L'avocat de la préfète, Yves Claisse, a estimé que la décision de Nicole Klein d'accorder le recours à la force publique, dont la partie adverse demandait la suspension, ne pouvait être contestée que devant le tribunal administratif de Nantes et a demandé le renvoi de l'affaire.

Il a par ailleurs rappelé que ces ordonnances avaient été prononcées "faute de pouvoir obtenir l'identité des occupants sans titre", qu'il a qualifiés "d'occupants de papier", vivant "dans une construction de bric et de broc, appelée "ferme"".

La Ferme des 100 noms, projet agricole

"Des courriers ont été envoyés dès 2013 aux propriétaires des parcelles pour signifier qu'ils les occupaient", a rappelé Stéphane Vallée, assurant que son client était parfaitement identifié. "Pendant cinq ans, l'Etat a fait comme si Cédric Dussart n'existait pas."

"Nous ne sommes pas des gens de papier, nous sommes des gens réels.
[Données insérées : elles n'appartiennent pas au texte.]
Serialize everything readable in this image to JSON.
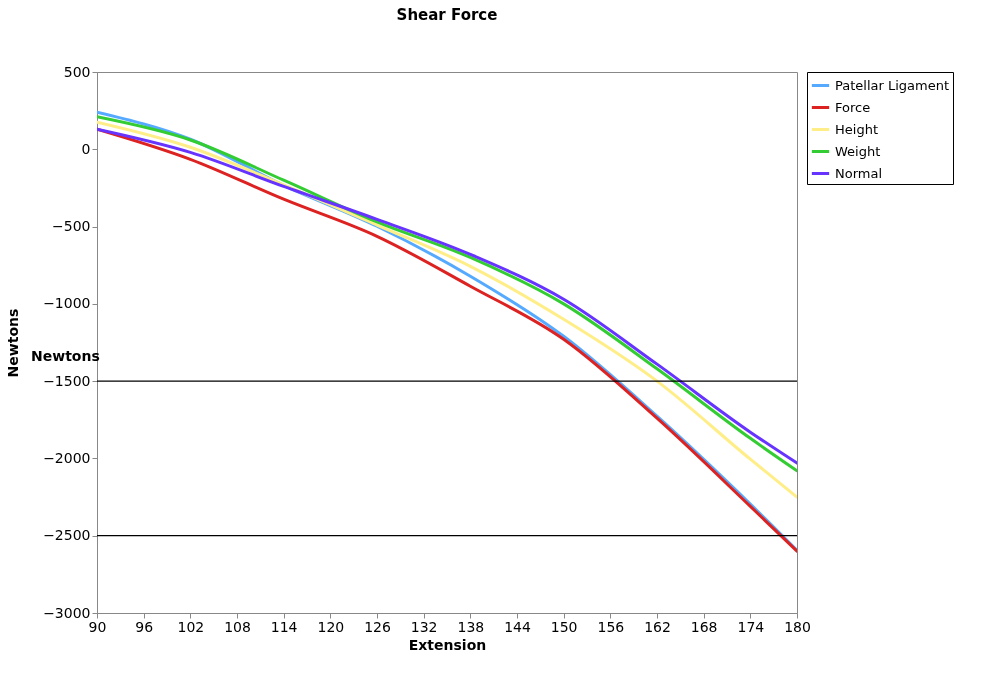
{
  "chart_data": {
    "type": "line",
    "title": "Shear Force",
    "xlabel": "Extension",
    "ylabel": "Newtons",
    "x": [
      90,
      102,
      114,
      126,
      138,
      150,
      162,
      174,
      180
    ],
    "series": [
      {
        "name": "Patellar Ligament",
        "color": "#55aaff",
        "values": [
          240,
          65,
          -233,
          -498,
          -821,
          -1210,
          -1727,
          -2296,
          -2594
        ]
      },
      {
        "name": "Force",
        "color": "#dd2222",
        "values": [
          130,
          -65,
          -323,
          -563,
          -886,
          -1229,
          -1740,
          -2310,
          -2600
        ]
      },
      {
        "name": "Height",
        "color": "#ffee88",
        "values": [
          175,
          13,
          -230,
          -490,
          -757,
          -1100,
          -1500,
          -2005,
          -2250
        ]
      },
      {
        "name": "Weight",
        "color": "#33cc33",
        "values": [
          210,
          60,
          -200,
          -470,
          -700,
          -1000,
          -1420,
          -1870,
          -2080
        ]
      },
      {
        "name": "Normal",
        "color": "#6633ff",
        "values": [
          130,
          -20,
          -240,
          -453,
          -680,
          -970,
          -1390,
          -1830,
          -2030
        ]
      }
    ],
    "xlim": [
      90,
      180
    ],
    "xticks": [
      90,
      96,
      102,
      108,
      114,
      120,
      126,
      132,
      138,
      144,
      150,
      156,
      162,
      168,
      174,
      180
    ],
    "ylim": [
      -3000,
      500
    ],
    "yticks": [
      -3000,
      -2500,
      -2000,
      -1500,
      -1000,
      -500,
      0,
      500
    ],
    "grid": false,
    "legend": "right",
    "marker": "none",
    "line_style": "solid",
    "ref_lines": [
      {
        "axis": "y",
        "value": -1500,
        "color": "#000000"
      },
      {
        "axis": "y",
        "value": -2500,
        "color": "#000000"
      }
    ],
    "annotations": [
      "Newtons"
    ]
  }
}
On nous a dit que les projets agricoles pouvaient rester. La Ferme des 100 noms, c'est ça", a souligné Cédric Dussart à l'audience.

"On ne lâche rien"

Les expulsions concernent toute personne n'ayant pas régularisé sa situation en déclarant de nouveaux projets agricoles individuels, ce que n'a fait aucun des occupants de la ZAD, préférant une gestion collective du territoire.

"On lâche rien, on lâche rien, on lâche rien", ont scandé à l'issue de l'audience une quarantaine d'occupants ou soutiens de la ZAD, venus à l'appel de l'Acipa, la principale association d'opposants à l'ex-projet d'aéroport. La décision a été mise en délibéré à vendredi.